Des raisons plus prosaïques contre l’open source

Le flou qu’entretient OpenAI autour de ses technologies se reflète avec GPT-4, ce que dénoncent des spécialistes en IA. Certes, l’entreprise a partagé une publication générale ainsi qu’un papier plus technique et de la documentation. Trop peu pour savoir comment fonctionne vraiment ce modèle, néanmoins. Les mêmes critiques ciblaient les systèmes précédents comme GPT-3.5.

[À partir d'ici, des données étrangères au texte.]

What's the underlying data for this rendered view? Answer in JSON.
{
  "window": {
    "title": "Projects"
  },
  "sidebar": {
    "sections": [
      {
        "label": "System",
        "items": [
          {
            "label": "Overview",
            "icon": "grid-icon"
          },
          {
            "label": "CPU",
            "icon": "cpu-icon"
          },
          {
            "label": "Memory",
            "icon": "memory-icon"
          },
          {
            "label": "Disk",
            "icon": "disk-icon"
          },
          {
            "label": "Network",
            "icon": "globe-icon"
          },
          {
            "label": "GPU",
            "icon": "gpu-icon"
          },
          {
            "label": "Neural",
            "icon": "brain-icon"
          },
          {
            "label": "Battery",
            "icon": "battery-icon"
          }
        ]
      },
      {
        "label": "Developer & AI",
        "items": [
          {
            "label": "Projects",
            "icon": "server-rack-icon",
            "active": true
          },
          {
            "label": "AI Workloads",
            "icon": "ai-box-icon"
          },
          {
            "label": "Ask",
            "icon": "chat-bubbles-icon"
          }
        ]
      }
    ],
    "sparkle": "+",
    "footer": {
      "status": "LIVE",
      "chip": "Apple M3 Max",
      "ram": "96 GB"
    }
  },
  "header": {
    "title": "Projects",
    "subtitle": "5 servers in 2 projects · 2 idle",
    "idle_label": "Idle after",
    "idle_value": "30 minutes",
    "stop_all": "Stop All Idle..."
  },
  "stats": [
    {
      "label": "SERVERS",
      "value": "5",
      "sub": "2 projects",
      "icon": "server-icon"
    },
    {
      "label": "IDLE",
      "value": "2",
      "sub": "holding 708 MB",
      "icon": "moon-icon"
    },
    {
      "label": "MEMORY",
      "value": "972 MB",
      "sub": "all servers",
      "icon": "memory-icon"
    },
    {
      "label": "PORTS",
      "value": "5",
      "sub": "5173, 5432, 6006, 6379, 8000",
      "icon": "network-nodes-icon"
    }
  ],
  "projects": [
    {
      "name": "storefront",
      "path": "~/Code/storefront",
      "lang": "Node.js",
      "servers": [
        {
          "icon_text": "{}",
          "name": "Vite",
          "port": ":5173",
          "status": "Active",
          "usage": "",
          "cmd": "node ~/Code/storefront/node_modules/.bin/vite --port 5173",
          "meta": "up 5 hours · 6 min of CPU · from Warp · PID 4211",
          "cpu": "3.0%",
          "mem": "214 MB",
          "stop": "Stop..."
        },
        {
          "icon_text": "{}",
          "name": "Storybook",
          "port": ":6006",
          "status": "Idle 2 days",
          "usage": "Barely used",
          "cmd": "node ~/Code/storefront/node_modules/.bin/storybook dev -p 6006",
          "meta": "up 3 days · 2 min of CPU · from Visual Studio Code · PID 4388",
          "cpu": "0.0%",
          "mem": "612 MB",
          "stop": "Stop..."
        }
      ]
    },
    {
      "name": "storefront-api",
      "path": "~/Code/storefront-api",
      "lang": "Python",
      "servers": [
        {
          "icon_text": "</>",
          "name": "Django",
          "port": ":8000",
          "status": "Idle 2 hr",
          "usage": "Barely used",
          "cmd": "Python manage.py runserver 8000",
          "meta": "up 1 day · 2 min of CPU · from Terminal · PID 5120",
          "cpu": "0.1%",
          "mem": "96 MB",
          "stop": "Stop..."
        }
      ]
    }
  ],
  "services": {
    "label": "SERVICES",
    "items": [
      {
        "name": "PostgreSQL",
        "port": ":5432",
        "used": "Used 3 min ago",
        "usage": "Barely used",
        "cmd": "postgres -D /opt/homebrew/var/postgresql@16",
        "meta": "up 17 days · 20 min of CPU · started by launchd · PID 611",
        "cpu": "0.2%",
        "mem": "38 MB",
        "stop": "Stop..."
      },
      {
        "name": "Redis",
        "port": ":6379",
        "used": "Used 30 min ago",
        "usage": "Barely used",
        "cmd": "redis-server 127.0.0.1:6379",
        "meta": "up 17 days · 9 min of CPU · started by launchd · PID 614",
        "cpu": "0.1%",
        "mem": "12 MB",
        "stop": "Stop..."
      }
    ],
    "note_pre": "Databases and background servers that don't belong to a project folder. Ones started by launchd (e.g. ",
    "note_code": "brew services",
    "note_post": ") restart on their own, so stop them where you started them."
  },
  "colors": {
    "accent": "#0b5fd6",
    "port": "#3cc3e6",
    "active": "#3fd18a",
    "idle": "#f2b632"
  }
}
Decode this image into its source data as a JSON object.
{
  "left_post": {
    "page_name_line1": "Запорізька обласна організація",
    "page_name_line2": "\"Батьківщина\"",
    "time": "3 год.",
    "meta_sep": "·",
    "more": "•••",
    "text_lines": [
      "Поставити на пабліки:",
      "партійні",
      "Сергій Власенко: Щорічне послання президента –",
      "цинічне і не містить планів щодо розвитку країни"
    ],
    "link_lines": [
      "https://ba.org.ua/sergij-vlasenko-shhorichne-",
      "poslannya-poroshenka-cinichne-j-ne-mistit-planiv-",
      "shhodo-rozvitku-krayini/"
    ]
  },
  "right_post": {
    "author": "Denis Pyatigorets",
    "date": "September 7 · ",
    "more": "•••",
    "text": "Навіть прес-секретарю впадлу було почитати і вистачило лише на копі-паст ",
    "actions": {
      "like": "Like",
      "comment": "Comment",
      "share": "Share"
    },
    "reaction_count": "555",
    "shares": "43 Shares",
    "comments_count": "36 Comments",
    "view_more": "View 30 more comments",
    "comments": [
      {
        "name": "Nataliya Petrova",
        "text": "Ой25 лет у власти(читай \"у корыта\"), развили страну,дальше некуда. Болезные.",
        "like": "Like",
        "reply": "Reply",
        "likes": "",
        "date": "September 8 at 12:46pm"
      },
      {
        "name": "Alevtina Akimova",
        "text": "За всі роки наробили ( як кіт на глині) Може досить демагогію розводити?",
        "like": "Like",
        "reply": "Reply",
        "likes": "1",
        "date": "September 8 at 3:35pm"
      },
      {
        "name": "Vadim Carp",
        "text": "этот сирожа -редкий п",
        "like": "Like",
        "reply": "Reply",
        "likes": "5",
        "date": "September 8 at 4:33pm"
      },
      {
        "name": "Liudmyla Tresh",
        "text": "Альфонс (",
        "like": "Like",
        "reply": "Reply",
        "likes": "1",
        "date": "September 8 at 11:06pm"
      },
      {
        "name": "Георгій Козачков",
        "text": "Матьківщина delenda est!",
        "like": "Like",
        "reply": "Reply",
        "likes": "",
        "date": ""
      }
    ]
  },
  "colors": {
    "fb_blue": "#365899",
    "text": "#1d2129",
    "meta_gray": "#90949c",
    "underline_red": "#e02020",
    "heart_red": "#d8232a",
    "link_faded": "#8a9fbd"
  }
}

D’autres raisons plus prosaïques peuvent néanmoins exister, au-delà des craintes autour d’une IA forte, dont l’émergence fait l’objet de débats parfois intenses chez la communauté scientifique. Il peut s’agir d’une stratégie pour éviter de donner à des concurrents des billes pour s’améliorer. OpenAI ne voudrait pas qu’un rival copie ses procédés. La bataille promet d’être dantesque.

Microsoft, qui investit énormément d’argent dans OpenAI, se retrouve dans une course à l’IA face à d’autres poids lourds de la tech, comme Google et Facebook, et peut-être demain Apple et Amazon. Cette compétition se reflète aussi dans des décisions préoccupantes, comme l’affaiblissement des équipes chargées, chez Microsoft, des questions éthiques.

Le rapport technique, d’ailleurs, le dit noir sur blanc : au regard des enjeux et de l concurrence, le rapport assume ne rien dire sur l’architecture (y compris la taille du modèle), le matériel, le calcul d’entraînement, la construction de l’ensemble de données, la méthode d’entraînement ou d’autres éléments similaires.

Autre raison qui peut s’ajouter aux deux autres : la responsabilité juridique de la société pourrait être engagée selon la nature des données qui ont servi à entraîner ses outils. Dans le cas des IA capables de générer des images, l’usage de photos et de dessins protégés par le droit d’auteur est de nature à ouvrir des procès. Idem en cas d’utilisation de certains textes.